Eu me mudei para cá por causa do silêncio e da possibilidade de chegar logo ao local de trabalho. Gostava de sair na rua e aproveitar o silêncio. Me orgulhava de um horizonte possível e de poder encontrar as pessoas na rua e conversar.
Se foram apenas três anos e as empreiteiras me roubaram o silêncio, o horizonte e a vizinhança.
Outro dia o sindicato da construção civil veio fazer um protesto e uma convocatória aos funcionários da obra da esquina. Às seis da manhã! Começaram o discurso pedindo desculpas da vizinhança (de minha parte aceitas) e dando os informes gerais de a quantas anda a exploração do trabalhador da construção civil. E se seguiram três discursos emocionados e as ovações habituais. Assim mesmo, bem cedinho...
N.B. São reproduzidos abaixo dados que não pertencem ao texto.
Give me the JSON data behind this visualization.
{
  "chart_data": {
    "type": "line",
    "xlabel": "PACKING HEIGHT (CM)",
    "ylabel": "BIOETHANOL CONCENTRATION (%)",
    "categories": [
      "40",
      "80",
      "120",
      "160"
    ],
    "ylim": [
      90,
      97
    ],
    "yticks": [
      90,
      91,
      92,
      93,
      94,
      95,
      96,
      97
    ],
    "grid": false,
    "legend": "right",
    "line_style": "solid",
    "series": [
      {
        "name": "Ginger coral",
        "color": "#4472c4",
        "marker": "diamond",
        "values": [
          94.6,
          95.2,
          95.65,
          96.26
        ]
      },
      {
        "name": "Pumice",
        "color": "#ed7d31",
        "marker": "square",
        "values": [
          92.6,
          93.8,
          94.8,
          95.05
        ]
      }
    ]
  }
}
Voltei do trabalho numa tarde e percebi que os carros que haviam estacionado em frente à obra estavam todos da mesma cor: cinza cimento. A obra tinha impregnado todos os carros com o cimento, sem que houvesse um aviso sequer dessa possibilidade. Me lembrei da minha vizinhança em Quitaúna, quando a gente chutava a bola de capotão suja de esgoto nos carros e paredes dos vizinhos e ouvíamos dos nossos pais que o certo era que a gente lavasse e deixasse as coisas como estavam antes da nossa brincadeira.
Bem, a Cyrella não mandou lavar os carros dos vizinhos. Tampouco a Abyara ou a Tecnisa.
Me perguntam "Qual a minha idéia de paraíso", me oferecendo apartamentos caríssimos de três ou quatro dormitórios, aqui na esquina da minha casa. Bom, minha idéia de paraíso era o que eu tinha antes deles chegarem aqui.
Agora, se eu quiser o silêncio vou ter que esperar que eles destruam os outros quarteirões do bairro e terminem de construir suas torres. Se eu quiser meu horizonte, vou ter que comprar o apartamento que eles vendem, e minha vizinhança está sendo substituída gradativamente pelos habitantes anônimos e assustados dos condomínios de alto padrão, em seus automóveis blindados e com vidro fumê.
Qualidade de vida é para quem pode comprar.